Émilie avait hésité à prendre des notes. Elle ne savait pas comment écrire Kama Sûtra.
– La littérature est une forme de plaisir poussée à son raffinement le plus extrême par des écrivains que le rapport habituel au langage ne satisfait plus.
C'est long de faire ressurgir un pays du silence, surtout l'Algérie. Sa superficie est de 2 381 741 kilomètres carrés, ce qui en fait le dixième plus grand pays du monde, le premier sur le continent africain et dans le monde arabe ; 80 % de cette surface est occupée par le Sahara. Cela, Naïma le sait par Wikipédia, pas par les récits familiaux, pas pour avoir arpenté le sol. Quand on est réduit à chercher sur Wikipédia des renseignements sur un pays dont on est censé être originaire, c'est peut-être qu'il y a un problème.
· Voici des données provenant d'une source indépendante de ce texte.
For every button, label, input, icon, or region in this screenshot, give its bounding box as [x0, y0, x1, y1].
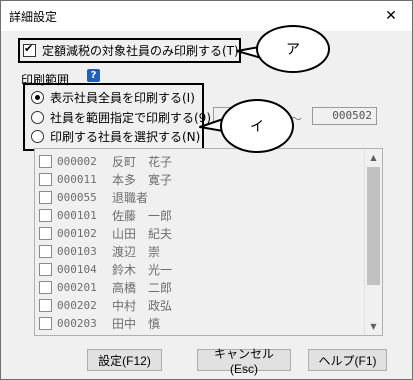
employee-code: 000101: [57, 209, 97, 222]
list-item[interactable]: 000055 退職者: [39, 189, 148, 206]
employee-code: 000055: [57, 191, 97, 204]
scroll-up-arrow-icon[interactable]: ▲: [365, 149, 382, 166]
employee-name: 本多 寛子: [112, 173, 173, 187]
scroll-thumb[interactable]: [367, 167, 380, 285]
help-button[interactable]: ヘルプ(F1): [308, 349, 387, 371]
radio-button-range-specify[interactable]: [31, 111, 44, 124]
radio-all-displayed-label: 表示社員全員を印刷する(I): [50, 91, 195, 105]
employee-checkbox[interactable]: [39, 155, 52, 168]
radio-select-employees-label: 印刷する社員を選択する(N): [50, 130, 201, 144]
callout-bubble-i: イ: [220, 99, 294, 153]
employee-name: 高橋 二郎: [112, 281, 173, 295]
list-item[interactable]: 000102 山田 紀夫: [39, 225, 172, 242]
reduced-tax-only-checkbox-row[interactable]: 定額減税の対象社員のみ印刷する(T): [23, 42, 239, 59]
employee-code: 000203: [57, 317, 97, 330]
list-item[interactable]: 000104 鈴木 光一: [39, 261, 172, 278]
list-item[interactable]: 000103 渡辺 崇: [39, 243, 160, 260]
employee-code: 000103: [57, 245, 97, 258]
employee-code: 000002: [57, 155, 97, 168]
help-icon[interactable]: ?: [87, 69, 100, 82]
list-item[interactable]: 000202 中村 政弘: [39, 297, 172, 314]
employee-name: 渡辺 崇: [112, 245, 161, 259]
list-scrollbar[interactable]: ▲ ▼: [364, 149, 382, 335]
title-bar: 詳細設定 ✕: [1, 1, 412, 31]
employee-checkbox[interactable]: [39, 173, 52, 186]
employee-name: 山田 紀夫: [112, 227, 173, 241]
employee-name: 反町 花子: [112, 155, 173, 169]
settings-button[interactable]: 設定(F12): [87, 349, 162, 371]
scroll-down-arrow-icon[interactable]: ▼: [365, 318, 382, 335]
range-to-field[interactable]: 000502: [312, 107, 377, 125]
employee-name: 田中 慎: [112, 317, 161, 331]
employee-code: 000011: [57, 173, 97, 186]
employee-name: 中村 政弘: [112, 299, 173, 313]
employee-name: 退職者: [112, 191, 149, 205]
radio-all-displayed[interactable]: 表示社員全員を印刷する(I): [31, 89, 195, 106]
employee-checkbox[interactable]: [39, 245, 52, 258]
radio-range-specify[interactable]: 社員を範囲指定で印刷する(9): [31, 109, 211, 126]
callout-label-i: イ: [250, 119, 264, 135]
list-item[interactable]: 000203 田中 慎: [39, 315, 160, 332]
cancel-button[interactable]: キャンセル(Esc): [197, 347, 291, 376]
employee-code: 000201: [57, 281, 97, 294]
employee-list: 000002 反町 花子 000011 本多 寛子 000055 退職者 000…: [34, 148, 383, 336]
callout-label-a: ア: [286, 42, 300, 58]
employee-checkbox[interactable]: [39, 263, 52, 276]
reduced-tax-only-label: 定額減税の対象社員のみ印刷する(T): [42, 44, 239, 58]
radio-button-all-displayed[interactable]: [31, 91, 44, 104]
employee-checkbox[interactable]: [39, 317, 52, 330]
employee-name: 佐藤 一郎: [112, 209, 173, 223]
close-icon[interactable]: ✕: [370, 1, 412, 31]
employee-checkbox[interactable]: [39, 191, 52, 204]
employee-name: 鈴木 光一: [112, 263, 173, 277]
detail-settings-dialog: 詳細設定 ✕ 定額減税の対象社員のみ印刷する(T) 印刷範囲 ? 表示社員全員を…: [0, 0, 413, 380]
employee-checkbox[interactable]: [39, 299, 52, 312]
callout-bubble-a: ア: [256, 25, 330, 73]
list-item[interactable]: 000002 反町 花子: [39, 153, 172, 170]
employee-checkbox[interactable]: [39, 281, 52, 294]
employee-checkbox[interactable]: [39, 227, 52, 240]
radio-select-employees[interactable]: 印刷する社員を選択する(N): [31, 128, 200, 145]
employee-code: 000202: [57, 299, 97, 312]
employee-code: 000102: [57, 227, 97, 240]
list-item[interactable]: 000101 佐藤 一郎: [39, 207, 172, 224]
reduced-tax-only-checkbox[interactable]: [23, 42, 36, 57]
radio-range-specify-label: 社員を範囲指定で印刷する(9): [50, 111, 211, 125]
list-item[interactable]: 000011 本多 寛子: [39, 171, 172, 188]
list-item[interactable]: 000201 高橋 二郎: [39, 279, 172, 296]
dialog-title: 詳細設定: [9, 10, 58, 24]
employee-checkbox[interactable]: [39, 209, 52, 222]
employee-code: 000104: [57, 263, 97, 276]
radio-button-select-employees[interactable]: [31, 130, 44, 143]
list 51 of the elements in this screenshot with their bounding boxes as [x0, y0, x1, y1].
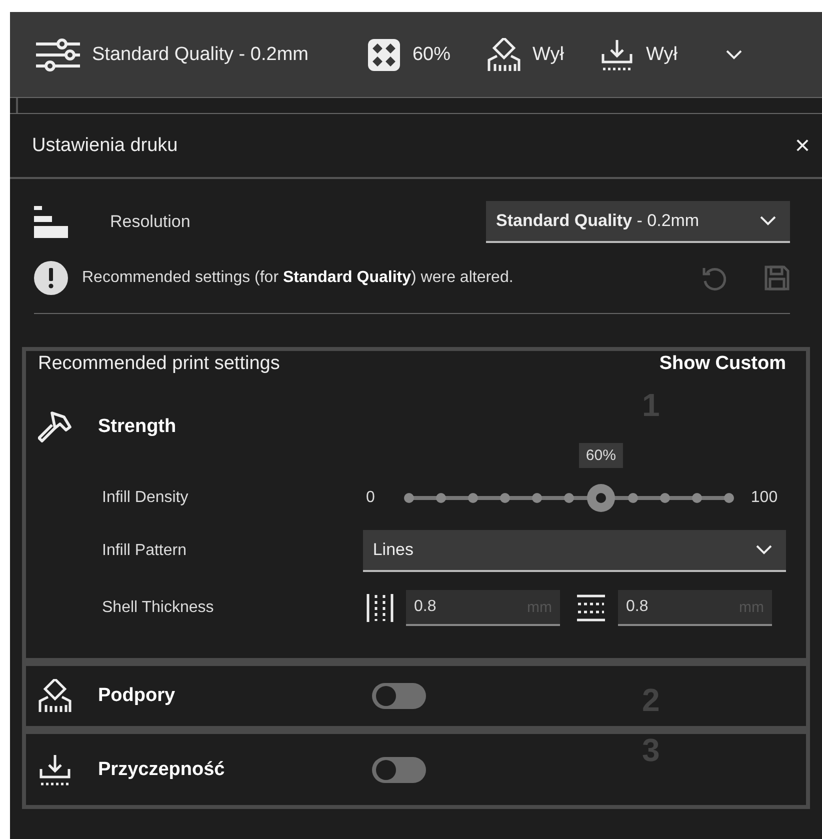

L’Art de perdre, Alice Zeniter, éd. Flammarion, 2017 (ISBN978-2-0813-9553-4), partie Prologue, p. 13
L'Algérie, à l'été 1830, est clanique. Elle a des histoires. Or, quand l'Histoire se met au pluriel, elle commence à flirter avec le conte et la légende. La résistance d'Abd el-Kader et de sa smala, bourgade ambulante qui paraît flotter sur le désert, résistance de sabres, de burnous et de chevaux semble tout droit tirée des Mille et Une Nuits quand on la regarde depuis la métropole. […] L'Histoire plurielle de l'Algérie n'a pas le poids de l'Histoire officielle, celle qui unifie. Alors les livres des Français avalent l'Algérie et ses contes et ils les transforment en quelques pages de leur Histoire à eux, celle qui paraît être un mouvement précis, tendu entre les jalons de dates apprises par cœur dans lesquelles le progrès soudain s'incarne, se cristallise et irradie.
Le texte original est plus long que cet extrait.